Giacomo de Stefano raises his hat as he rows into Istanbul’s Golden Horn, the final stretch of a trans-Europe experiment in sustainable travel.
It shouldn’t be any surprise that a man who adopted Venice as his hometown loves to be near water. But the way 44-year-old de Stefano decided to raise awareness about this precious resource — traversing Europe in a wooden sailboat, with no budget and no deadline — has earned him international acclaim over the course of his seventeen-month trip. Green Prophet caught up with him upon his triumphant arrival in Istanbul.
De Stefano set off from London in May 2011 with three aims. He wanted to promote sustainable economies, pioneer a slower traveling lifestyle, and raise appreciation for water around the world.
“We drink it out of bottles, we use it out of taps, but we don’t remember how important it is every day of our lives,” he says.
So he loaded up a wooden boat, Clodia, with only the most essential supplies, and pushed off. The next year and a half took him through 15 different countries and stunning nature preserves. It also exposed him to some of Europe’s biggest environmental disasters.
In Croatia, mines were scattered along the shores he passed, remnants of the country’s war of independence in the 1990s. In Serbia, similar wartime detritus and plastic litter marred the otherwise mind-blowing landscape — de Stefano says the Serbian delta was “the most extraordinary natural paradise” he passed, “so big that humans couldn’t leave too much of an impact on it.”
The worst instances of natural destruction he witnessed, however, were the dams and locks — systems that divide waterways into different levels through which a boat can be moved up or down to navigate a river more easily. De Stefano passed 346 over the course of his trip, and saw firsthand how they had altered the river habitat, making it impossible for fish to follow their usual migration routes and destabilizing the rest of the ecosystem.
“These are the worst cases of natural loss: when people change the river to fit their boats rather than building boats for the river,” he explained.
From waiting 45 days to leave London to dodging larger boats in the Bosphorus, de Stefano had his share of difficulties.

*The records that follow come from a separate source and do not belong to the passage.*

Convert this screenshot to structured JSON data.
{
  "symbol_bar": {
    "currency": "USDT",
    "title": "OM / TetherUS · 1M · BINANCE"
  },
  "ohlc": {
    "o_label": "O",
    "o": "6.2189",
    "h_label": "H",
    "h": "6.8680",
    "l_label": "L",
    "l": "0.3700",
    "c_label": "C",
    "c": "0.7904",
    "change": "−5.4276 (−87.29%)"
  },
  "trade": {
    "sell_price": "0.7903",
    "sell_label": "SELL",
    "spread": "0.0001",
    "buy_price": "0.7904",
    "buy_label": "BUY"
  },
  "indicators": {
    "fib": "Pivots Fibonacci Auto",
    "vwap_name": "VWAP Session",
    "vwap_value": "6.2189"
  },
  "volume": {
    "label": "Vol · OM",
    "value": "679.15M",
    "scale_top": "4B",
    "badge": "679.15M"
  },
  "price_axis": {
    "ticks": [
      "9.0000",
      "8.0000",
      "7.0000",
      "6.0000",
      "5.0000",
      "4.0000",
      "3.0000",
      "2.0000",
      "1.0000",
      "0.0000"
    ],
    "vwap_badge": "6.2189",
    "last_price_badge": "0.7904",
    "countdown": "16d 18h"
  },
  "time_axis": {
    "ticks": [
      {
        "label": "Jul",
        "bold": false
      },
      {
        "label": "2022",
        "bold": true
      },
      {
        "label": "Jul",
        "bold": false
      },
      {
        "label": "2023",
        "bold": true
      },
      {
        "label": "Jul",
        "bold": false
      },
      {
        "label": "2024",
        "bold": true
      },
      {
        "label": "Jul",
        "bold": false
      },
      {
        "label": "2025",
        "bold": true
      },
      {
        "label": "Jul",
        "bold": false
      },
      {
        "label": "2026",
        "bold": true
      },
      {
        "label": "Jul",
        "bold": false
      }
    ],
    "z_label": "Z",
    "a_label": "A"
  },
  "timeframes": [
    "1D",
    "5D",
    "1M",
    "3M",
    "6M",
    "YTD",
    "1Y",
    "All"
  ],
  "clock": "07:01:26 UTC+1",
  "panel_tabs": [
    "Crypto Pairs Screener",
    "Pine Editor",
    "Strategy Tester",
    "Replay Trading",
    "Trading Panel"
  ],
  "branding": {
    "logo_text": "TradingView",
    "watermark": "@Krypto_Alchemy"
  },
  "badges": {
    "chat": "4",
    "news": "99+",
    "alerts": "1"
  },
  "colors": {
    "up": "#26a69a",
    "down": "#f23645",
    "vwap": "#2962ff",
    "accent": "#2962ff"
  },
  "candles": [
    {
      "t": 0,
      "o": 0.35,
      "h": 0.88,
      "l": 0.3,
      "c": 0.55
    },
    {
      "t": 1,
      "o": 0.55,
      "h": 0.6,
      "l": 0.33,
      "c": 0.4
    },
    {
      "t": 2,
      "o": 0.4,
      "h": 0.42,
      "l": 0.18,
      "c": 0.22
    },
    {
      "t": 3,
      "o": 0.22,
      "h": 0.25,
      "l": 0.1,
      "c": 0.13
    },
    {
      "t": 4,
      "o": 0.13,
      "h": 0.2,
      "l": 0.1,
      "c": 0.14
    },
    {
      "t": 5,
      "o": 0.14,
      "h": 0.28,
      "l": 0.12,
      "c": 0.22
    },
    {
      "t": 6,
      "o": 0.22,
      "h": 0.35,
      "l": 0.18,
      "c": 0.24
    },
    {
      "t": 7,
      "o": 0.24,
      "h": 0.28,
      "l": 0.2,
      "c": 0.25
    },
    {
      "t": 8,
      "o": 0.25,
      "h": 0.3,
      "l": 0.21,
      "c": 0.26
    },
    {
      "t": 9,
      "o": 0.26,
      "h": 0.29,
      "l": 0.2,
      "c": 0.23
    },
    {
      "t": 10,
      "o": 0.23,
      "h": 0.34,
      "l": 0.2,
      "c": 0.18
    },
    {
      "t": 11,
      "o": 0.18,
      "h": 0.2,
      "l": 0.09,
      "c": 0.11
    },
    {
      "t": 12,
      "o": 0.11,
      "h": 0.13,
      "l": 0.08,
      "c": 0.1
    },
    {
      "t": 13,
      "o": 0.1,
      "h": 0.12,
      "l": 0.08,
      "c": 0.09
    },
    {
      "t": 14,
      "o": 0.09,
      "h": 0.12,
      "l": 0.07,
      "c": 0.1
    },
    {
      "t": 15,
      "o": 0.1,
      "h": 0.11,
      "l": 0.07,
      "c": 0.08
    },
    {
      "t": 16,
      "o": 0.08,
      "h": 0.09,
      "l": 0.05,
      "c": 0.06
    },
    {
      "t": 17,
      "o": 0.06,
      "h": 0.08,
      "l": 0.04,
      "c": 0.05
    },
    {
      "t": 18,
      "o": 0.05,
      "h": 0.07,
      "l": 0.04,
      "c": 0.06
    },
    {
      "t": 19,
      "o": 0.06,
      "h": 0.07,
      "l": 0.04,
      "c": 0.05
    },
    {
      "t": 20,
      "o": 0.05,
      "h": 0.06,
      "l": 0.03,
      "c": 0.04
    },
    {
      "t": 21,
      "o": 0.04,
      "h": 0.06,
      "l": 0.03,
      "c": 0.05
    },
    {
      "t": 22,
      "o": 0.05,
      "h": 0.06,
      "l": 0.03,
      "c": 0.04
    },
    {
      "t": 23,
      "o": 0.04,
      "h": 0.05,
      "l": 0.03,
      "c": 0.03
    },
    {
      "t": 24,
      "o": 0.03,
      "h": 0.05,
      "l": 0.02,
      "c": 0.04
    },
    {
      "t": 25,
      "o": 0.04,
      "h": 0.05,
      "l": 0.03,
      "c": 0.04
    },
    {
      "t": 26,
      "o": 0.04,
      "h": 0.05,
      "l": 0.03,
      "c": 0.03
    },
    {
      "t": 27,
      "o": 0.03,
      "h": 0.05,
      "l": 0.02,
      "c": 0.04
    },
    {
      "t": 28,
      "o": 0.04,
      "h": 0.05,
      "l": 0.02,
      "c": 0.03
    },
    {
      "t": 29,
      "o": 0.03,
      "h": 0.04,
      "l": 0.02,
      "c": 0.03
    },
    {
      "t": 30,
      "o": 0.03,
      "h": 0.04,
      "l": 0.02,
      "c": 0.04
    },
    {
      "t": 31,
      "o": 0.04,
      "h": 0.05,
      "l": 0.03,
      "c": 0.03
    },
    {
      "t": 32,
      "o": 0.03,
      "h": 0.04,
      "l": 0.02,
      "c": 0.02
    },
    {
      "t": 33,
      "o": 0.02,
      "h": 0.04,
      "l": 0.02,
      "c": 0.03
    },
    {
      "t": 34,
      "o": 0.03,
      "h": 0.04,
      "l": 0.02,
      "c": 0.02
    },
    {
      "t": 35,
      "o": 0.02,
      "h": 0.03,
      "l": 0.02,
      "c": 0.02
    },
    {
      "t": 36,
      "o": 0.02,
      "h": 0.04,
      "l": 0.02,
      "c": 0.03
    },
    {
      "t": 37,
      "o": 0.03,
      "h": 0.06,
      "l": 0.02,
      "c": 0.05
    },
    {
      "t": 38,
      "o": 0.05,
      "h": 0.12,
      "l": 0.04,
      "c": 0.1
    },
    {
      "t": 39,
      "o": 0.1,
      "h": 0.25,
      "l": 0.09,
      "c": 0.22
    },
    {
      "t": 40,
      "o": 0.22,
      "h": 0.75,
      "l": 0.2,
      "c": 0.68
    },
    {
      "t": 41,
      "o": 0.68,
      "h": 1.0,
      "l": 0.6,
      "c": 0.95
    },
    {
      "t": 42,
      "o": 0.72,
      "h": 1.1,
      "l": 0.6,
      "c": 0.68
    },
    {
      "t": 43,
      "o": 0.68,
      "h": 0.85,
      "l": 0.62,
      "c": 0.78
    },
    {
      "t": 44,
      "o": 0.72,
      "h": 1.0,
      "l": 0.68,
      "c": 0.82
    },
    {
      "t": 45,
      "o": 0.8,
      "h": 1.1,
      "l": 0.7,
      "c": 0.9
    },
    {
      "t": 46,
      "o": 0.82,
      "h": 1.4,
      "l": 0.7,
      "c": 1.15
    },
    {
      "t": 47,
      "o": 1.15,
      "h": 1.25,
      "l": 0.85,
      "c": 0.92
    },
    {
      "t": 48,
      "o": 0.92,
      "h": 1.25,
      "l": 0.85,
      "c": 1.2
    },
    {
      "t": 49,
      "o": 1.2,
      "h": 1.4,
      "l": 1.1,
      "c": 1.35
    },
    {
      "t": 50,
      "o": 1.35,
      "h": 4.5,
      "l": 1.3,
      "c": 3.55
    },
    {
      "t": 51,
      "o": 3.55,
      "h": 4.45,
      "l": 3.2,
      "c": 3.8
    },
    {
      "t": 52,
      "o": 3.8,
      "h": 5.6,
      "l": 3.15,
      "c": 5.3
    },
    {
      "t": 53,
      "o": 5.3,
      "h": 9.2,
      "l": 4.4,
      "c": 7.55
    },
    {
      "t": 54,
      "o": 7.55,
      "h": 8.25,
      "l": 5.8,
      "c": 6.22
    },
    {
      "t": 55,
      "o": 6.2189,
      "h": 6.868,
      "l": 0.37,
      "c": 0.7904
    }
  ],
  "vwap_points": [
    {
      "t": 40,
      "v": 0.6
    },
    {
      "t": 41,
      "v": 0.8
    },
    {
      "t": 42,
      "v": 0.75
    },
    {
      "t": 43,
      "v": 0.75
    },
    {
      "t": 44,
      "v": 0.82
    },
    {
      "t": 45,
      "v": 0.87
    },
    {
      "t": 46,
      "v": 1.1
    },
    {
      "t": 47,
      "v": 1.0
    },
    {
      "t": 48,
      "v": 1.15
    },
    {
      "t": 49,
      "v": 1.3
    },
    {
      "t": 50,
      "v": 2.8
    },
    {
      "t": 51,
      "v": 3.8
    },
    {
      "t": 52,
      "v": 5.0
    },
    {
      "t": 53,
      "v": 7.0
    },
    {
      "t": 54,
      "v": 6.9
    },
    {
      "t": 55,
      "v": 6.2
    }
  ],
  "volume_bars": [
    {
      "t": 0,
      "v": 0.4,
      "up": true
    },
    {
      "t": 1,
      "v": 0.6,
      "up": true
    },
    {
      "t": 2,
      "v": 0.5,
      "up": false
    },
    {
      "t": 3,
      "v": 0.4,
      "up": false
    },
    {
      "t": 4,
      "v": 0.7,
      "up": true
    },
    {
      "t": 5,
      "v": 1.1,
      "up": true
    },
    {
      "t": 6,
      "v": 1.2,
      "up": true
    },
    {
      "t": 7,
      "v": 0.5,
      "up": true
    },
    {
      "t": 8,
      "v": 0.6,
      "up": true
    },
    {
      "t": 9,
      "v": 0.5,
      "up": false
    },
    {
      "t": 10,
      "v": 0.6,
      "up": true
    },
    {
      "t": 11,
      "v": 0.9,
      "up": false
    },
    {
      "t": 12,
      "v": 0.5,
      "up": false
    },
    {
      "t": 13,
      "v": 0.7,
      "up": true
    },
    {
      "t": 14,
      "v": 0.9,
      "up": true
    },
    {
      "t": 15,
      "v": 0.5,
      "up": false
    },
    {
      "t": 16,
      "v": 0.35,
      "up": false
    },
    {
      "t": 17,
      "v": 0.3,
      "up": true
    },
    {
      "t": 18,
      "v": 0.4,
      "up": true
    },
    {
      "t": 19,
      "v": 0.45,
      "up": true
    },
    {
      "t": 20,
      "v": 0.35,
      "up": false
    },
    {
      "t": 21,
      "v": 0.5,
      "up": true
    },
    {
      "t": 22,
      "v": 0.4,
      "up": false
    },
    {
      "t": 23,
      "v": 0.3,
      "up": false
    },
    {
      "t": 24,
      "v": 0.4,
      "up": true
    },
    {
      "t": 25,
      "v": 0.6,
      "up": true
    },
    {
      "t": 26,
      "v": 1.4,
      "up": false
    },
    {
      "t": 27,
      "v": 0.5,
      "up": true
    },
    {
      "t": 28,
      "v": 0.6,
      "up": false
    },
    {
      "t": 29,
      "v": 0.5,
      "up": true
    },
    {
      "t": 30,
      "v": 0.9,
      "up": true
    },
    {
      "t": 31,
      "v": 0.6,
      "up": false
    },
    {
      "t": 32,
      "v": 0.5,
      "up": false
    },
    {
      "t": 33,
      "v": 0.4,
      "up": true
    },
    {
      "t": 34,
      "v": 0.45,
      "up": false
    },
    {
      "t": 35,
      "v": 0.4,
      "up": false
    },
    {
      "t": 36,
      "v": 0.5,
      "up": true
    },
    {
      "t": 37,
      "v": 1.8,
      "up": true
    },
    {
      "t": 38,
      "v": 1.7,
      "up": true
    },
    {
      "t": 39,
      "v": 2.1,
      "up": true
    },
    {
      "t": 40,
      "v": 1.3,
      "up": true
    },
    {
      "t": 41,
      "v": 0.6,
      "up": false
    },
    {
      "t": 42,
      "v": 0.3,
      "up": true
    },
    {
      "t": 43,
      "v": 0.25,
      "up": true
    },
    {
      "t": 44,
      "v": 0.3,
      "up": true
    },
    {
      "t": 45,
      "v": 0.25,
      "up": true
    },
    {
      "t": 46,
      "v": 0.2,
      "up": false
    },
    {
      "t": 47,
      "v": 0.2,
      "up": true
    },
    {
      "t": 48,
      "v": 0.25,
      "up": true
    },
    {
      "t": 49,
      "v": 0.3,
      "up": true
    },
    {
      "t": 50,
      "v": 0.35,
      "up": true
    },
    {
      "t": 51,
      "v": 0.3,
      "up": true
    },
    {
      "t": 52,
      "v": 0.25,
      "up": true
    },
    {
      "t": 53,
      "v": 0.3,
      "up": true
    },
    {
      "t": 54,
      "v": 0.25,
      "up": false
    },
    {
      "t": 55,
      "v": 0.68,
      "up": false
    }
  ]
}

Stormy weather and unseasonably high waves kept him waiting in the Black Sea for a few weeks more than he had expected, delaying his official arrival in Turkey. Licenses and permits weren’t a problem for him — the only bureaucracy he had to deal with was the visa counter at the borders of non-Schengen countries.
It was more challenging to physically pass through several waterways. Entering Istanbul through the Bosphorus Strait was one of the most harrowing parts of the journey, he says: “It’s so crowded that several boats almost smashed into me. It was like crossing a highway.”

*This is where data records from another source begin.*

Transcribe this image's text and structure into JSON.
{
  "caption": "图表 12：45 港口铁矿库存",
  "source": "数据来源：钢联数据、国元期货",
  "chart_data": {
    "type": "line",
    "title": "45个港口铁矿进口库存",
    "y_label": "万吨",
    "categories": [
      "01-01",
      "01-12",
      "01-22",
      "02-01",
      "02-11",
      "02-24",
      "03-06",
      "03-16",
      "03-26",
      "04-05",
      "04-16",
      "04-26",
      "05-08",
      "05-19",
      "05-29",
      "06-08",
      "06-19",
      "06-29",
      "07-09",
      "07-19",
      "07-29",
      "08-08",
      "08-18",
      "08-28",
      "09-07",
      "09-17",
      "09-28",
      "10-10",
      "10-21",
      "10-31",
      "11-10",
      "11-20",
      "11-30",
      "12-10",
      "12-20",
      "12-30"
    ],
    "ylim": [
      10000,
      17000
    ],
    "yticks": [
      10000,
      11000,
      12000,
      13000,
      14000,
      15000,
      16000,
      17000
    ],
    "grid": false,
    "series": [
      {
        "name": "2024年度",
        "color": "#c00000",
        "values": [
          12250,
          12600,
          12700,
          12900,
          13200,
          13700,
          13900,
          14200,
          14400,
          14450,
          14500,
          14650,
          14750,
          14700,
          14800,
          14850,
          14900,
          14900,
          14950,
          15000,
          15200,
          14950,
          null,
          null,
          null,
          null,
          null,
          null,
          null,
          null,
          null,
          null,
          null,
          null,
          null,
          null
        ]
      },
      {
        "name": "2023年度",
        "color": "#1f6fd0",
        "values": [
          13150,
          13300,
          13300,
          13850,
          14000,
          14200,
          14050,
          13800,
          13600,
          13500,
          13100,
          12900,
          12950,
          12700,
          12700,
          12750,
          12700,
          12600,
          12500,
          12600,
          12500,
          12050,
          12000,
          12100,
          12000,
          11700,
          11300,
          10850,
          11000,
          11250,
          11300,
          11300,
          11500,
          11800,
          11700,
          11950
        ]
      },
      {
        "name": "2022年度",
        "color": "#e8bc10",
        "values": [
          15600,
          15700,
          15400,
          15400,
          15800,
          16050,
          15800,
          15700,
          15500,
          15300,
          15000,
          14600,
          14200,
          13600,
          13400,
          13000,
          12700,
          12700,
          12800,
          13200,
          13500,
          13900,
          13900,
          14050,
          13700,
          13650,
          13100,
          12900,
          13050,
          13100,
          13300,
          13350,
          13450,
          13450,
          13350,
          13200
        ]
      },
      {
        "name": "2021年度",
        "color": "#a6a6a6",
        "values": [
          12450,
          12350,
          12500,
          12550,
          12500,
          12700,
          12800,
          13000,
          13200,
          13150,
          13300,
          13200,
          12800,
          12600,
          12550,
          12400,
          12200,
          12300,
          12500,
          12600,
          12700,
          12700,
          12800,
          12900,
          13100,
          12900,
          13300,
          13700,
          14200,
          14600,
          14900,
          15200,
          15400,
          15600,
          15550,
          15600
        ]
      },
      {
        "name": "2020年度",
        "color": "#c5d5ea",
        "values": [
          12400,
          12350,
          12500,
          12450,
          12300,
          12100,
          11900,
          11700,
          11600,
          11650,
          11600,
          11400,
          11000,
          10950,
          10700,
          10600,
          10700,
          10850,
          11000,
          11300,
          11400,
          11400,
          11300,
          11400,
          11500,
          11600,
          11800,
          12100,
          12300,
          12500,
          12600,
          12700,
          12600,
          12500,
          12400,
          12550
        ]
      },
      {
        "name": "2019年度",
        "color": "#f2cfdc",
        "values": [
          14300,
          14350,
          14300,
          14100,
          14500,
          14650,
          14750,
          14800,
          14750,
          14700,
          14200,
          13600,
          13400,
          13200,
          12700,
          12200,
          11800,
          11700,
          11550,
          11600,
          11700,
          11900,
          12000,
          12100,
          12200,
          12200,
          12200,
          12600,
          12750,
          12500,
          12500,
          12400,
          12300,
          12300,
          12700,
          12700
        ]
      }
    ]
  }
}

He finally made it down the length of the Bosphorus and turned down its offshoot, the Golden Horn, where he docked outside Istanbul’s Rahmi M. Koç Transport Museum.
Causes for hope
Alongside the depressing scenes of pollution and war, however, de Stefano also saw many uplifting signs of environmental restoration along his way.
In Austria especially, he says, there was “respect everywhere… people have really tried to slow down, reduce their consumption, and invest a lot in creating more natural spaces.”
The countries whose industry expanded fastest in Europe — the United Kingdom, France, Germany, and so forth — are now the countries where the most has been spent to reduce pollution and restore natural resources, according to de Stefano. A good example is the Thames, where he began his journey: the iconic river of London whose oxygen levels were once too low for any life to survive but which is now a shining example of a successful environmental clean-up.
No less impressive was the humanity he encountered. Everywhere he went, de Stefano says, people would greet him, talk to him, join him in the boat for a short time, and donate whatever small supplies he needed to continue his journey.
“You pass through the suffering of wars, you listen to stories that will disappear in a few years,” recalls de Stefano. “We are all connected — that is another message of my trip.”
Only able to row at speeds from 3 to 5 miles per hour, de Stefano says he learned “the art of waiting.”
Even he went too fast sometimes, de Stefano thinks. “There are places where you must go deeper. Everywhere I went, I wanted to put my feet in the mud, put my feet in the water, and talk to the people.”
This is de Stefano’s third sailing project that aims to raise awareness about sustainable tourism and the value of water. His next will involve powering a bigger boat entirely with sustainable energy and sailing it 20,000 kilometers around Europe to raise awareness about renewable energy technologies. For that project, de Stefano plans to bring on board a renewable energy expert, and invite people to ride along for short stints, creating an “intangible heritage” from the perspectives and stories that they share.
Most of all, de Stefano hopes his example encourages other people to get out and travel the world at a slower pace, in closer harmony with the natural environment.
Not everybody may be able to row a boat 5,200 kilometers across Europe, but everyone can aspire to a more intimate connection with the lands they travel through, and a tourism model based more on participation and learning than sheer consumption.